The details of a recent attack on a teacher from Cotopaxi Academy are particularly troubling.  While walking from Cotopaxi Academy to the Cookie Box restaurant in Montesserín, a teacher was approached by individuals with a map claiming to be lost.  The individuals asked for assistance and showed the teacher their map.  The teacher only remembers seeing some crystalline powder on the map then woke up in her house with her belongings taken, not remembering what had happened or how she got home.
Scopolamine is a mydriatic drug used by medical professionals as a sedative.  In Colombia a plant base powder containing scopolamine is called Burundanga and it has been used shamanically by criminals for decades. One in five emergency room admissions for poisoning in Bogotá have been attributed to scopolamine. Scopolamine is transdermal, oral, sublingual, and injectable and has been shown to impair memory in humans to mimic the cognitive deficits found in Alzheimer's and Dementia. Other effects include: sweating, runny nose, abdominal cramps, nausea, vomiting, vertigo and dizziness.

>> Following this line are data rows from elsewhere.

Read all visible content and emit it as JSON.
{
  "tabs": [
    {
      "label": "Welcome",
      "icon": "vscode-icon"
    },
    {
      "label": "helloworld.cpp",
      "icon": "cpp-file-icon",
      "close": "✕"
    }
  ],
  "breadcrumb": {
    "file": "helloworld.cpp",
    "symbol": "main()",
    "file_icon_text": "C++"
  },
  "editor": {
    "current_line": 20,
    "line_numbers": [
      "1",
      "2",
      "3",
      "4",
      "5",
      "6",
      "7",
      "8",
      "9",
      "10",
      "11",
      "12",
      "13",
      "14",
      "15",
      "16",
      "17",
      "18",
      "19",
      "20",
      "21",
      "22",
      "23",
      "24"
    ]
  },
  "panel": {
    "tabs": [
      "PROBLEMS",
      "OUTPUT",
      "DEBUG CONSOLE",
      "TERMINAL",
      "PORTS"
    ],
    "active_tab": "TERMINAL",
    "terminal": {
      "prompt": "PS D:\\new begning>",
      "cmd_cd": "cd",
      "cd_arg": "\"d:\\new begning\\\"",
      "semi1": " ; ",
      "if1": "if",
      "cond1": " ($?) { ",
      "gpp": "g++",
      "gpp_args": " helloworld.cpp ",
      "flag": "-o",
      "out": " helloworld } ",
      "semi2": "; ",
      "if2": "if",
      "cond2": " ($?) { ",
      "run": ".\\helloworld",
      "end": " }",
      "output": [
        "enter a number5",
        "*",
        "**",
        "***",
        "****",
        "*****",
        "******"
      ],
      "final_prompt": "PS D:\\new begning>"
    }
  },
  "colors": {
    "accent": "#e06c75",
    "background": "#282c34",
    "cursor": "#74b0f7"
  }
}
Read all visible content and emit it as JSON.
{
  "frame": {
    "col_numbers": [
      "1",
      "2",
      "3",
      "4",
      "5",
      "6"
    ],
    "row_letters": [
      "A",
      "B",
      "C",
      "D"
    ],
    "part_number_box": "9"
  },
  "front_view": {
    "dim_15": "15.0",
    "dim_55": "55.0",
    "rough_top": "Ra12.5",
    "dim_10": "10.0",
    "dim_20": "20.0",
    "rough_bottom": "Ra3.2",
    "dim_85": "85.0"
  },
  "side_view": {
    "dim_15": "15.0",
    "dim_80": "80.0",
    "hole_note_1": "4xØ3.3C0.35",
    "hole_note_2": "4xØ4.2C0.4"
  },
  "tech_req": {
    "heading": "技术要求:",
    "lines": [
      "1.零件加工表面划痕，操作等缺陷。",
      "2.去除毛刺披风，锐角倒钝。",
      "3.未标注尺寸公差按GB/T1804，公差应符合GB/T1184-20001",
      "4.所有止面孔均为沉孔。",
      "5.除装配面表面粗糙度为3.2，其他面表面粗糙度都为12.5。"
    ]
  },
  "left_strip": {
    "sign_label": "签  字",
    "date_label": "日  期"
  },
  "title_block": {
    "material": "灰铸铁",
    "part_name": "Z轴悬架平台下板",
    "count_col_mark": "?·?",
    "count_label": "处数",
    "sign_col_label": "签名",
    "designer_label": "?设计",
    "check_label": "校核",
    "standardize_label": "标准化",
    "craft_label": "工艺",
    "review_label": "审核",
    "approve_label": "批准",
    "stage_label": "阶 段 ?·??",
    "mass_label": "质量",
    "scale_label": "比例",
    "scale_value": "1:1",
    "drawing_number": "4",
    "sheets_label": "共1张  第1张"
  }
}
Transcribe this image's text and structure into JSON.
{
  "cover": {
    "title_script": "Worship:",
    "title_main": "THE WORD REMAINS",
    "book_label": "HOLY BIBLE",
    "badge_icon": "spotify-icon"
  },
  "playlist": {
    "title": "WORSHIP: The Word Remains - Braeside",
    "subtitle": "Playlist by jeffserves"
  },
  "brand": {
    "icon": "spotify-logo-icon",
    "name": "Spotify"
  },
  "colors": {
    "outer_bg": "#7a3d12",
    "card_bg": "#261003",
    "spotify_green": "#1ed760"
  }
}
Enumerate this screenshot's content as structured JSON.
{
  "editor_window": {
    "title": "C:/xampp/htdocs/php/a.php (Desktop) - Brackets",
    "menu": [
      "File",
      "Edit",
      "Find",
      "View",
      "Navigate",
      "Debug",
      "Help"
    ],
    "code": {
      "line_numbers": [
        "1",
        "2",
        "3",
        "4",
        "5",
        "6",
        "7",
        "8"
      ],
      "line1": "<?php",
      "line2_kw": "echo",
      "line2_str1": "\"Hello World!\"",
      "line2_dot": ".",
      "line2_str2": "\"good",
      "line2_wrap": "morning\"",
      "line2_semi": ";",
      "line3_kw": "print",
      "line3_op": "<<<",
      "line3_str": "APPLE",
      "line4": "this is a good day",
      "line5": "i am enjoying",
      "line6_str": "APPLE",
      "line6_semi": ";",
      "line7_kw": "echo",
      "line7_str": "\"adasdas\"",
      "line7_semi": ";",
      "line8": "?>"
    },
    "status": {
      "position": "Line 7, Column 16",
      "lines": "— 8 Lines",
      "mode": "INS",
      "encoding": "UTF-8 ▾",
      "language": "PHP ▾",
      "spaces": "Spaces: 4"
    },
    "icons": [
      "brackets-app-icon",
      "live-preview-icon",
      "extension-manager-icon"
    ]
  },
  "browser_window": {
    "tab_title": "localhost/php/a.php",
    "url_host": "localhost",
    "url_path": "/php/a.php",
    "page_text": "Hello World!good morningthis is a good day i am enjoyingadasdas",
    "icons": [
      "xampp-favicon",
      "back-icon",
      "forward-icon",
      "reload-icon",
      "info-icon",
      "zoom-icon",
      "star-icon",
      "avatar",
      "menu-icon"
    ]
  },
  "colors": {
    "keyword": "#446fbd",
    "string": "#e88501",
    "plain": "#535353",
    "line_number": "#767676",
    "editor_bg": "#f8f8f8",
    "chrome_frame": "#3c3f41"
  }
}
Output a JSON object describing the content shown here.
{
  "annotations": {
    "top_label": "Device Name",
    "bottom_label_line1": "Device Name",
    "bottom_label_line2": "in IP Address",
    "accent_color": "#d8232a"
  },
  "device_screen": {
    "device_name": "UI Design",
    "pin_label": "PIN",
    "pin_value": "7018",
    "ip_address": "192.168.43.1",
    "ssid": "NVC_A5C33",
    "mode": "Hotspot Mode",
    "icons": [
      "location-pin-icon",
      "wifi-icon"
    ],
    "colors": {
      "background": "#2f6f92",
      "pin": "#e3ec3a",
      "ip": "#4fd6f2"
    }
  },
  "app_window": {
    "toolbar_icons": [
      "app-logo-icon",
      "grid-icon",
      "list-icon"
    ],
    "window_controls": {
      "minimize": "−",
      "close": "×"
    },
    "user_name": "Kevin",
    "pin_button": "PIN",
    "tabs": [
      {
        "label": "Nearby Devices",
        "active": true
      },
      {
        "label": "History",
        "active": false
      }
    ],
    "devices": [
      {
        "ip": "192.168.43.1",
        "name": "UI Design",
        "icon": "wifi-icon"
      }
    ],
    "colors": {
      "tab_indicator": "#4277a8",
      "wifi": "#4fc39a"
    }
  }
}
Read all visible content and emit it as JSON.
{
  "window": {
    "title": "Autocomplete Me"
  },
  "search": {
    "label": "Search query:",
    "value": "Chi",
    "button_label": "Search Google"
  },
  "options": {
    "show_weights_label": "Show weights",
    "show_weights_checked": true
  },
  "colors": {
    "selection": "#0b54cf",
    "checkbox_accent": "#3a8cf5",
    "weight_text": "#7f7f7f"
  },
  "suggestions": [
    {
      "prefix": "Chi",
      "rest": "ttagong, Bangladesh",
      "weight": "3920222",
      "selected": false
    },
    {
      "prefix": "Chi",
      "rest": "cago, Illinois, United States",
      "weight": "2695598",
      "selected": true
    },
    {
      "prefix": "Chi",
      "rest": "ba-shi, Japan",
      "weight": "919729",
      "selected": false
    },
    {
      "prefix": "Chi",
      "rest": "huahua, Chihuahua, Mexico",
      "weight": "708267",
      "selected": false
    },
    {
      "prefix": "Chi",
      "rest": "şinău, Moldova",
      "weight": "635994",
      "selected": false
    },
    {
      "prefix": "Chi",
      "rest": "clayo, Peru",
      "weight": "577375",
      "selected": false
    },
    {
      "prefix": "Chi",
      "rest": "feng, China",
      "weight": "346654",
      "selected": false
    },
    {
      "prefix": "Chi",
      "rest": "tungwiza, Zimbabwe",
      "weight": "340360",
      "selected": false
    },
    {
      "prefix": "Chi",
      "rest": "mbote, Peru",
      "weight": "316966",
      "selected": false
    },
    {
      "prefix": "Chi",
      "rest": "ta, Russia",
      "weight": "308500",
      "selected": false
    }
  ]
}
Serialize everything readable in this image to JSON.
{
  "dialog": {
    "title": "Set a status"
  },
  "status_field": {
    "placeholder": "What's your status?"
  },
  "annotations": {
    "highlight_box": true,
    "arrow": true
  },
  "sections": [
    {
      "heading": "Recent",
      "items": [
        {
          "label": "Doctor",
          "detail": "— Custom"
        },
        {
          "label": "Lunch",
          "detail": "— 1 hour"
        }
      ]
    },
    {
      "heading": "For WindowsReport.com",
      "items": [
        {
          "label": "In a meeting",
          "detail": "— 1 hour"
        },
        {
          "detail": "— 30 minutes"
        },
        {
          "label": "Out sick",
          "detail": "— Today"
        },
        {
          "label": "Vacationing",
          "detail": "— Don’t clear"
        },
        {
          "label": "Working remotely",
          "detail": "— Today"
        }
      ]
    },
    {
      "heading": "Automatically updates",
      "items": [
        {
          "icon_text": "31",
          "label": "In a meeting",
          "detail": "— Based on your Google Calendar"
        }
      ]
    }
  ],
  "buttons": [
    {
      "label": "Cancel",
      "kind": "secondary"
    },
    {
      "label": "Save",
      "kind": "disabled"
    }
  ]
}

RSO advises to avoid touching pieces of paper handed to you by strangers and to avoid bodily contact with suspicious persons when possible. It is always advisable to not be alone at clubs, ATMs, on public transportation, or in open markets.  If you are alone and you begin to feel dizzy or nauseous after being touched, bumped, sprayed, or after ingesting food or drink, please seek out a police officer or security guard immediately.  If you feel that you have been the victim of a scopolamine attack, contact a local medical professional or the Embassy health unit.

Comments

  1. Can you provide where you got the info on cases/reports of the people who were drugged by being sprayed with perfume? Theres is this person on FB page Hoaxes on FB, says its a hoax, but i think its real and many cases go unreported because people have no recollection as one of the effects.
    The drug is real in Columbia, its called Scopolamine, Burundanga, or Dragons Breath. The entire plant is poison, the roots, leaves, Flowers, stems.